Tien Kiang is technically out of the Story Road Vietnamese district, being just east of Highway 101. But Van Le, former San Jose City Council candidate and Little Saigon supporter, steered me to this southern Vietnamese–style restaurant, and it's worth driving a few extra blocks for. The restaurant is actually the new location for a restaurant that used to be on Tully Road; it's a comfortable, upscale place.With Le's help. I ordered several stand-out dishes. Goi ga bap chuoi (steamed chicken and banana blossom salad) is a cool, refreshing salad made with an ginger fish sauce that really brought the plain chicken and crunchy banana blossoms to life. I was leery of being overpowered by fishiness with the bun mum Kien Giang (a soup of shrimp, fish and pork and vermicelli noodles in an anchovy broth), but the aroma was stronger than the flavor. A squeeze of lime really brought it altogether. It's a great warm weather dish. Best of all may have been the restaurant's signature mi tom can Kien Giang, giant prawns over egg noodles glazed with a spicy sweet and sour sauce that comes from the owner's mother.


L'Amour des Baguettes

1181 Story Road, 392.9898

One of the newest restaurants in the area.
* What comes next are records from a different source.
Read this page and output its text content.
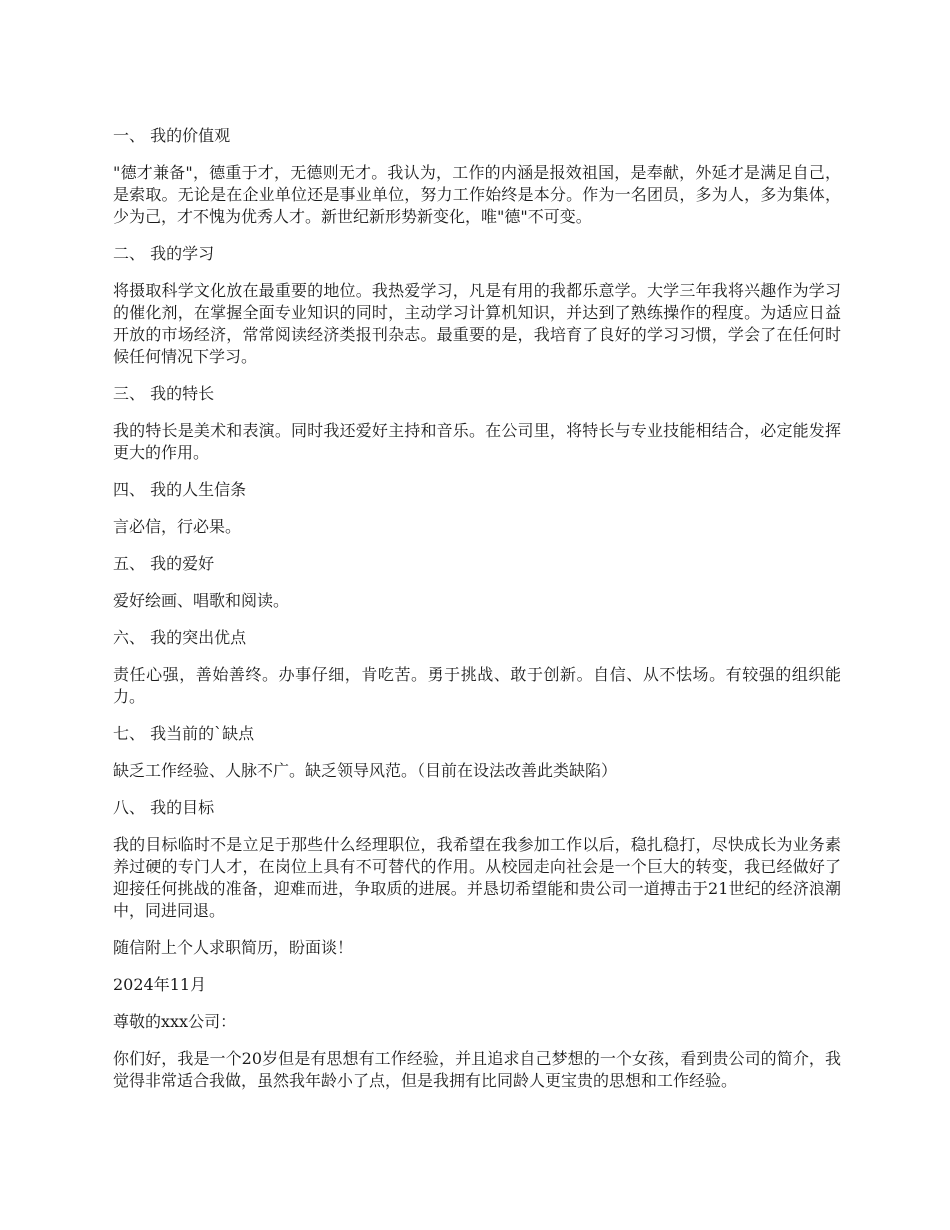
一、 我的价值观
"德才兼备"，德重于才，无德则无才。我认为，工作的内涵是报效祖国，是奉献，外延才是满足自己，是索取。无论是在企业单位还是事业单位，努力工作始终是本分。作为一名团员，多为人，多为集体，少为己，才不愧为优秀人才。新世纪新形势新变化，唯"德"不可变。
二、 我的学习
将摄取科学文化放在最重要的地位。我热爱学习，凡是有用的我都乐意学。大学三年我将兴趣作为学习的催化剂，在掌握全面专业知识的同时，主动学习计算机知识，并达到了熟练操作的程度。为适应日益开放的市场经济，常常阅读经济类报刊杂志。最重要的是，我培育了良好的学习习惯，学会了在任何时候任何情况下学习。
三、 我的特长
我的特长是美术和表演。同时我还爱好主持和音乐。在公司里，将特长与专业技能相结合，必定能发挥更大的作用。
四、 我的人生信条
言必信，行必果。
五、 我的爱好
爱好绘画、唱歌和阅读。
六、 我的突出优点
责任心强，善始善终。办事仔细，肯吃苦。勇于挑战、敢于创新。自信、从不怯场。有较强的组织能力。
七、 我当前的`缺点
缺乏工作经验、人脉不广。缺乏领导风范。（目前在设法改善此类缺陷）
八、 我的目标
我的目标临时不是立足于那些什么经理职位，我希望在我参加工作以后，稳扎稳打，尽快成长为业务素养过硬的专门人才，在岗位上具有不可替代的作用。从校园走向社会是一个巨大的转变，我已经做好了迎接任何挑战的准备，迎难而进，争取质的进展。并恳切希望能和贵公司一道搏击于21世纪的经济浪潮中，同进同退。
随信附上个人求职简历，盼面谈！
2024年11月
尊敬的xxx公司：
你们好，我是一个20岁但是有思想有工作经验，并且追求自己梦想的一个女孩，看到贵公司的简介，我觉得非常适合我做，虽然我年龄小了点，但是我拥有比同龄人更宝贵的思想和工作经验。
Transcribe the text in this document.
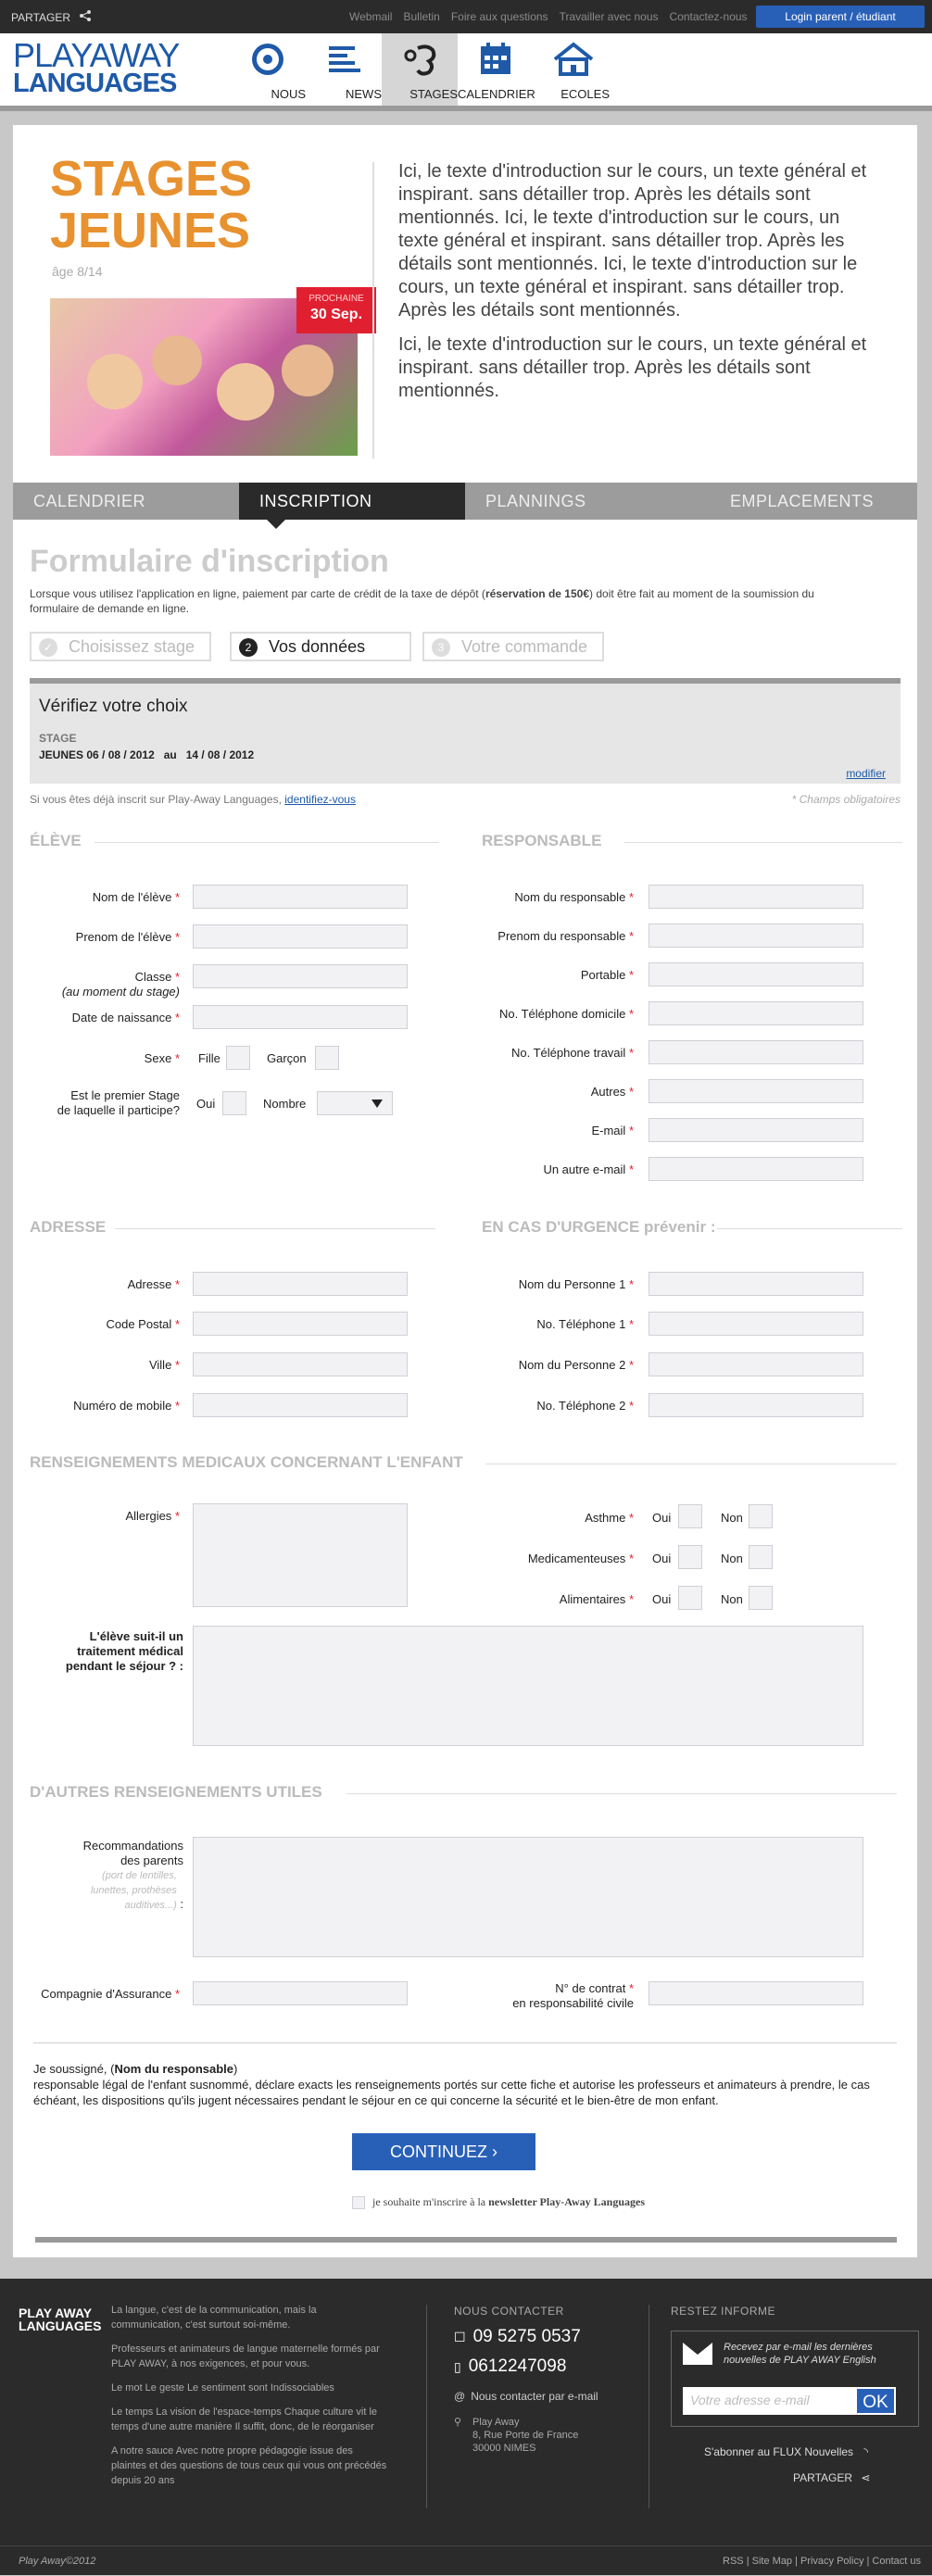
PARTAGER	Webmail Bulletin Foire aux questions Travailler avec nous Contactez-nous	Login parent / étudiant
PLAYAWAY
LANGUAGES	NOUS	NEWS	STAGES CALENDRIER	ECOLES
STAGES
JEUNES
âge 8/14
PROCHAINE
30 Sep.

Ici, le texte d'introduction sur le cours, un texte général et inspirant. sans détailler trop. Après les détails sont mentionnés. Ici, le texte d'introduction sur le cours, un texte général et inspirant. sans détailler trop. Après les détails sont mentionnés. Ici, le texte d'introduction sur le cours, un texte général et inspirant. sans détailler trop. Après les détails sont mentionnés.

Ici, le texte d'introduction sur le cours, un texte général et inspirant. sans détailler trop. Après les détails sont mentionnés.

CALENDRIER	INSCRIPTION	PLANNINGS	EMPLACEMENTS
Formulaire d'inscription
Lorsque vous utilisez l'application en ligne, paiement par carte de crédit de la taxe de dépôt (réservation de 150€) doit être fait au moment de la soumission du formulaire de demande en ligne.
✓ Choisissez stage	2	Vos données	3	Votre commande
Vérifiez votre choix
STAGE
JEUNES 06 / 08 / 2012   au   14 / 08 / 2012
modifier
Si vous êtes déjà inscrit sur Play-Away Languages, identifiez-vous	* Champs obligatoires
ÉLÈVE	RESPONSABLE
Nom de l'élève *
Prenom de l'élève *
Classe *
(au moment du stage)
Date de naissance *
Sexe * Fille	Garçon
Est le premier Stage
de laquelle il participe? Oui	Nombre
Nom du responsable *
Prenom du responsable *
Portable *
No. Téléphone domicile *
No. Téléphone travail *
Autres *
E-mail *
Un autre e-mail *
ADRESSE	EN CAS D'URGENCE prévenir :
Adresse *
Code Postal *
Ville *
Numéro de mobile *
Nom du Personne 1 *
No. Téléphone 1 *
Nom du Personne 2 *
No. Téléphone 2 *
RENSEIGNEMENTS MEDICAUX CONCERNANT L'ENFANT
Allergies *	Asthme * Oui	Non
Medicamenteuses * Oui	Non
Alimentaires * Oui	Non
L'élève suit-il un
traitement médical
pendant le séjour ? :
D'AUTRES RENSEIGNEMENTS UTILES
Recommandations
des parents
(port de lentilles, lunettes, prothèses auditives...) :
Compagnie d'Assurance *	N° de contrat *
en responsabilité civile
Je soussigné, (Nom du responsable)
responsable légal de l'enfant susnommé, déclare exacts les renseignements portés sur cette fiche et autorise les professeurs et animateurs à prendre, le cas échéant, les dispositions qu'ils jugent nécessaires pendant le séjour en ce qui concerne la sécurité et le bien-être de mon enfant.
CONTINUEZ ›
je souhaite m'inscrire à la newsletter Play-Away Languages
PLAY AWAY
LANGUAGES

La langue, c'est de la communication, mais la communication, c'est surtout soi-même.

Professeurs et animateurs de langue maternelle formés par PLAY AWAY, à nos exigences, et pour vous.

Le mot Le geste Le sentiment sont Indissociables

Le temps La vision de l'espace-temps Chaque culture vit le temps d'une autre manière Il suffit, donc, de le réorganiser

A notre sauce Avec notre propre pédagogie issue des plaintes et des questions de tous ceux qui vous ont précédés depuis 20 ans

NOUS CONTACTER
☐ 09 5275 0537
▯ 0612247098
@ Nous contacter par e-mail
⚲ Play Away
8, Rue Porte de France
30000 NIMES
RESTEZ INFORME
Recevez par e-mail les dernières nouvelles de PLAY AWAY English
Votre adresse e-mail	OK
S'abonner au FLUX Nouvelles ◝
PARTAGER ⋖
Play Away©2012	RSS | Site Map | Privacy Policy | Contact us
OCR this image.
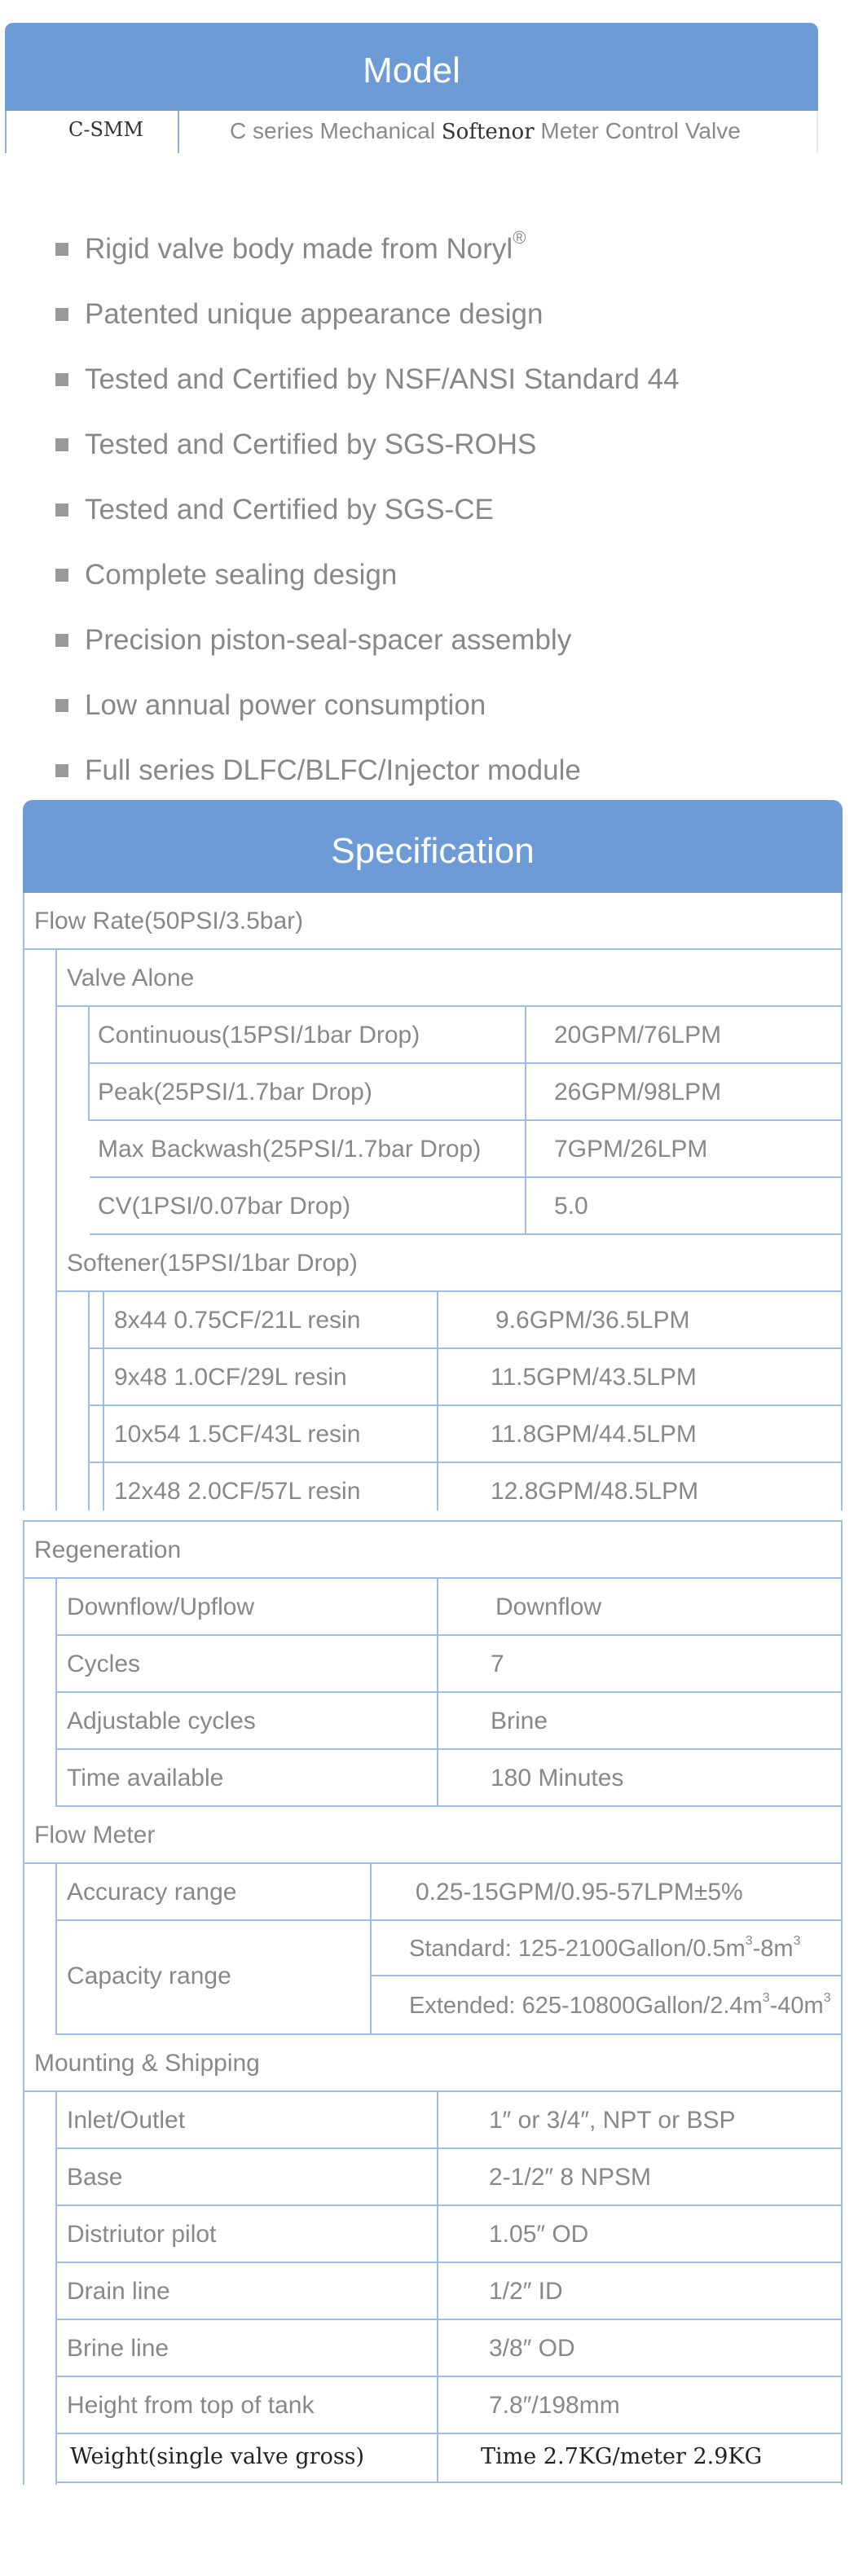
Model
C-SMM	C series Mechanical Softenor Meter Control Valve
Rigid valve body made from Noryl®
Patented unique appearance design
Tested and Certified by NSF/ANSI Standard 44
Tested and Certified by SGS-ROHS
Tested and Certified by SGS-CE
Complete sealing design
Precision piston-seal-spacer assembly
Low annual power consumption
Full series DLFC/BLFC/Injector module
Specification
Flow Rate(50PSI/3.5bar)
Valve Alone
Continuous(15PSI/1bar Drop)	20GPM/76LPM
Peak(25PSI/1.7bar Drop)	26GPM/98LPM
Max Backwash(25PSI/1.7bar Drop)	7GPM/26LPM
CV(1PSI/0.07bar Drop)	5.0
Softener(15PSI/1bar Drop)
8x44 0.75CF/21L resin	9.6GPM/36.5LPM
9x48 1.0CF/29L resin	11.5GPM/43.5LPM
10x54 1.5CF/43L resin	11.8GPM/44.5LPM
12x48 2.0CF/57L resin	12.8GPM/48.5LPM
Regeneration
Downflow/Upflow	Downflow
Cycles	7
Adjustable cycles	Brine
Time available	180 Minutes
Flow Meter
Accuracy range	0.25-15GPM/0.95-57LPM±5%
Capacity range
Standard: $125-2100Gallon/0.5m^3-8m^3$
Extended: $625-10800Gallon/2.4m^3-40m^3$
Mounting & Shipping
Inlet/Outlet	1″ or 3/4″, NPT or BSP
Base	2-1/2″ 8 NPSM
Distriutor pilot	1.05″ OD
Drain line	1/2″ ID
Brine line	3/8″ OD
Height from top of tank	7.8″/198mm
Weight(single valve gross)	Time 2.7KG/meter 2.9KG
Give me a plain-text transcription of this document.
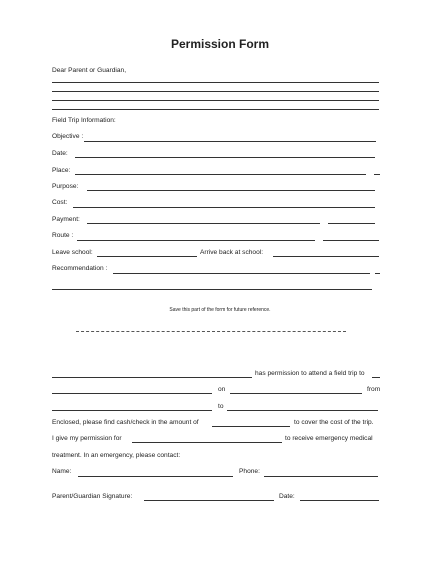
Permission Form
Dear Parent or Guardian,
Field Trip Information:
Objective :
Date:
Place:
Purpose:
Cost:
Payment:
Route :
Leave school:	Arrive back at school:
Recommendation :
Save this part of the form for future reference.
has permission to attend a field trip to
on	from
to
Enclosed, please find cash/check in the amount of	to cover the cost of the trip.
I give my permission for	to receive emergency medical
treatment. In an emergency, please contact:
Name:	Phone:
Parent/Guardian Signature:	Date:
Vietnam was once occupied by the French. While the Vietnamese chased them out of the country, the French imparted a love for coffee, French bread and pastries among the Vietnamese. This bakery and deli keeps that affection alive with its extensive menu of pastries, fresh breads and cookies. I liked the generously filled barbecued pork banh mi sandwich made with fresh baked bread. L'Amour des Baguettes also has a specials board with several good noodle soups such as bun bo hue, hu tieu (made with a thin noodle and seafood) and mi quang, fish and pork soup from central Vietnam made with turmeric-tinted egg noodles that the lady working the front counter told me were good for my digestion.